Emily St. John Mandel
In Station Eleven, famed actor Arthur Leader suffers a fatal heart attack while performing the lead role in King Lear as eight-year-old Kirsten Raymonde and two other young girls with non-speaking parts watch with horror. The same night, a virulent flu with a near 99% mortality rate begins its insidious spread.
Twenty years after the “Collapse” caused by the flu and its aftermath, Kirsten survives as a member of the Traveling Symphony, a group of twenty or so musicians and actors who travel in a general loop around Lake Huron stopping at settlements to provide entertainment in exchange for provisions.
As Mandel unspools the narrative of the Symphony, she intersperses flashbacks that trace Arthur’s life before the “Collapse.” The two accounts weave together in surprising and satisfying ways. Mandel’s prose is effortless and lovely—Station Eleven is a book in which I’ve highlighted numerous passages.
I most enjoyed the storyline dealing with the Symphony. Kirsten has a motto from Star Trek: Voyager tattooed on her arm: “survival is insufficient.” Set twenty years after the Collapse, the characters aren’t (always) struggling with immediate survival and can consider the role of art in the post-flu world.
Memory, too, is debated.

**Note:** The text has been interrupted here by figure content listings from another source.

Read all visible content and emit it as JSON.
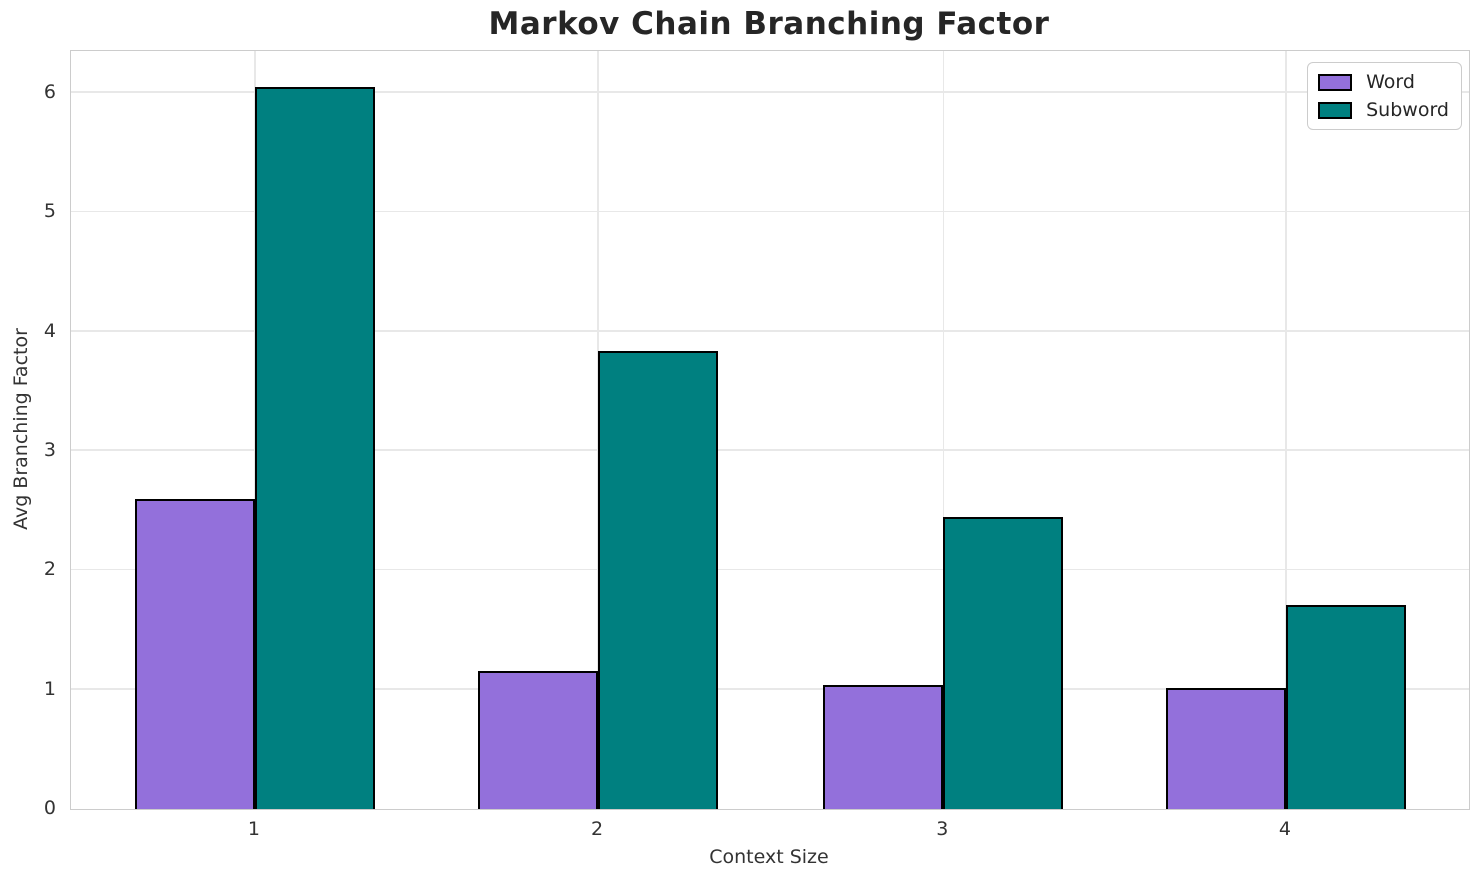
{
  "chart_data": {
    "type": "bar",
    "title": "Markov Chain Branching Factor",
    "xlabel": "Context Size",
    "ylabel": "Avg Branching Factor",
    "categories": [
      "1",
      "2",
      "3",
      "4"
    ],
    "series": [
      {
        "name": "Word",
        "color": "#9370DB",
        "values": [
          2.6,
          1.16,
          1.04,
          1.01
        ]
      },
      {
        "name": "Subword",
        "color": "#008080",
        "values": [
          6.05,
          3.84,
          2.45,
          1.71
        ]
      }
    ],
    "yticks": [
      "0",
      "1",
      "2",
      "3",
      "4",
      "5",
      "6"
    ],
    "ylim": [
      0,
      6.35
    ],
    "grid": true,
    "legend_position": "upper right",
    "bar_edge_color": "#000000",
    "grid_color": "#e8e8e8",
    "spine_color": "#cccccc",
    "text_color": "#262626"
  }
}
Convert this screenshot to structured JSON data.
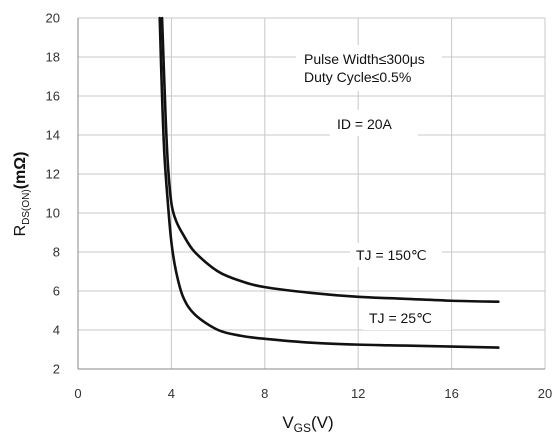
{
  "chart_data": {
    "type": "line",
    "title": "",
    "xlabel": {
      "main": "V",
      "sub": "GS",
      "unit": "(V)"
    },
    "ylabel": {
      "main": "R",
      "sub": "DS(ON)",
      "unit": "(mΩ)"
    },
    "xlim": [
      0,
      20
    ],
    "ylim": [
      2,
      20
    ],
    "xticks": [
      "0",
      "4",
      "8",
      "12",
      "16",
      "20"
    ],
    "yticks": [
      "2",
      "4",
      "6",
      "8",
      "10",
      "12",
      "14",
      "16",
      "18",
      "20"
    ],
    "grid": true,
    "series": [
      {
        "name": "TJ = 150℃",
        "points": [
          [
            3.6,
            20
          ],
          [
            3.75,
            15
          ],
          [
            3.85,
            12.5
          ],
          [
            4.0,
            10.5
          ],
          [
            4.2,
            9.6
          ],
          [
            4.5,
            8.9
          ],
          [
            5.0,
            8.0
          ],
          [
            6.0,
            7.0
          ],
          [
            7.0,
            6.5
          ],
          [
            8.0,
            6.2
          ],
          [
            10.0,
            5.9
          ],
          [
            12.0,
            5.7
          ],
          [
            14.0,
            5.6
          ],
          [
            16.0,
            5.5
          ],
          [
            18.0,
            5.45
          ]
        ]
      },
      {
        "name": "TJ = 25℃",
        "points": [
          [
            3.5,
            20
          ],
          [
            3.6,
            16
          ],
          [
            3.7,
            13
          ],
          [
            3.85,
            10.5
          ],
          [
            4.0,
            8.5
          ],
          [
            4.2,
            7.0
          ],
          [
            4.5,
            5.7
          ],
          [
            5.0,
            4.8
          ],
          [
            6.0,
            4.0
          ],
          [
            7.0,
            3.7
          ],
          [
            8.0,
            3.55
          ],
          [
            10.0,
            3.35
          ],
          [
            12.0,
            3.25
          ],
          [
            14.0,
            3.2
          ],
          [
            16.0,
            3.15
          ],
          [
            18.0,
            3.1
          ]
        ]
      }
    ],
    "annotations": {
      "pulse_width": "Pulse Width≤300μs",
      "duty_cycle": "Duty Cycle≤0.5%",
      "id_label": "ID = 20A",
      "tj150_label": "TJ = 150℃",
      "tj25_label": "TJ = 25℃"
    },
    "colors": {
      "line": "#111111",
      "grid": "#c8c8c8",
      "axis": "#888888"
    }
  }
}
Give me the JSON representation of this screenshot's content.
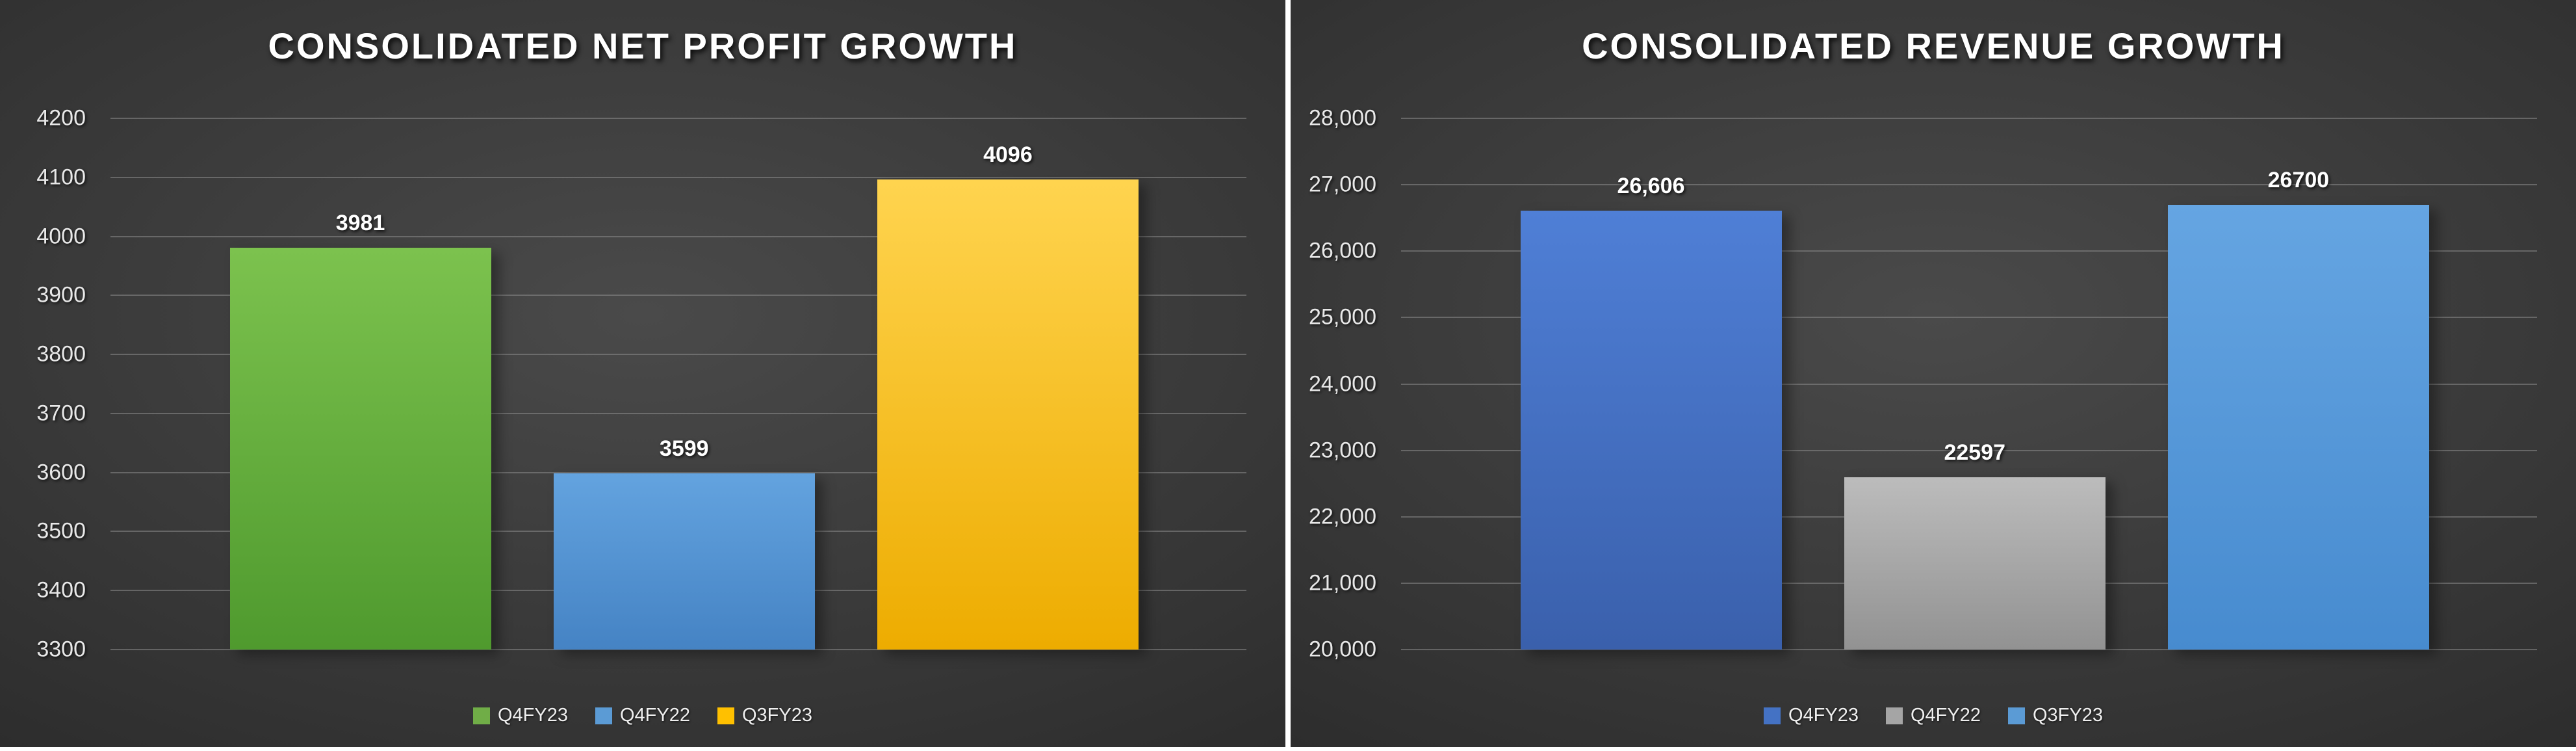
{
  "chart_data": [
    {
      "type": "bar",
      "title": "CONSOLIDATED NET PROFIT GROWTH",
      "categories": [
        "Q4FY23",
        "Q4FY22",
        "Q3FY23"
      ],
      "values": [
        3981,
        3599,
        4096
      ],
      "data_labels": [
        "3981",
        "3599",
        "4096"
      ],
      "ylim": [
        3300,
        4200
      ],
      "y_tick_labels": [
        "3300",
        "3400",
        "3500",
        "3600",
        "3700",
        "3800",
        "3900",
        "4000",
        "4100",
        "4200"
      ],
      "grid": true,
      "legend_position": "bottom",
      "legend": [
        {
          "label": "Q4FY23",
          "color": "#70AD47"
        },
        {
          "label": "Q4FY22",
          "color": "#5B9BD5"
        },
        {
          "label": "Q3FY23",
          "color": "#FFC000"
        }
      ],
      "series_colors": [
        {
          "top": "#7CC24E",
          "bottom": "#4F9A2E"
        },
        {
          "top": "#63A3DF",
          "bottom": "#4583C4"
        },
        {
          "top": "#FFD44F",
          "bottom": "#EDAC00"
        }
      ]
    },
    {
      "type": "bar",
      "title": "CONSOLIDATED REVENUE GROWTH",
      "categories": [
        "Q4FY23",
        "Q4FY22",
        "Q3FY23"
      ],
      "values": [
        26606,
        22597,
        26700
      ],
      "data_labels": [
        "26,606",
        "22597",
        "26700"
      ],
      "ylim": [
        20000,
        28000
      ],
      "y_tick_labels": [
        "20,000",
        "21,000",
        "22,000",
        "23,000",
        "24,000",
        "25,000",
        "26,000",
        "27,000",
        "28,000"
      ],
      "grid": true,
      "legend_position": "bottom",
      "legend": [
        {
          "label": "Q4FY23",
          "color": "#4472C4"
        },
        {
          "label": "Q4FY22",
          "color": "#A5A5A5"
        },
        {
          "label": "Q3FY23",
          "color": "#5B9BD5"
        }
      ],
      "series_colors": [
        {
          "top": "#4F7FD6",
          "bottom": "#3A60AC"
        },
        {
          "top": "#BCBCBC",
          "bottom": "#929292"
        },
        {
          "top": "#65A5E2",
          "bottom": "#478BCF"
        }
      ]
    }
  ]
}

Some people (and settlements) are interested in maintaining a record of pre-Collapse civilization, while others have a taboo against speaking of years before the illness.
Against the inventive setting of the post-Collapse milieu, Arthur’s story wasn’t quite as interesting to me. He seemed like a stereotypical wealthy, egotistical adulterer, although his friends and wives livened his storyline.
Station Eleven should be on the reading list of anyone who enjoys dystopian novels, but I would also recommend it to readers who enjoy strong female characters, speculative fiction, or literary fiction.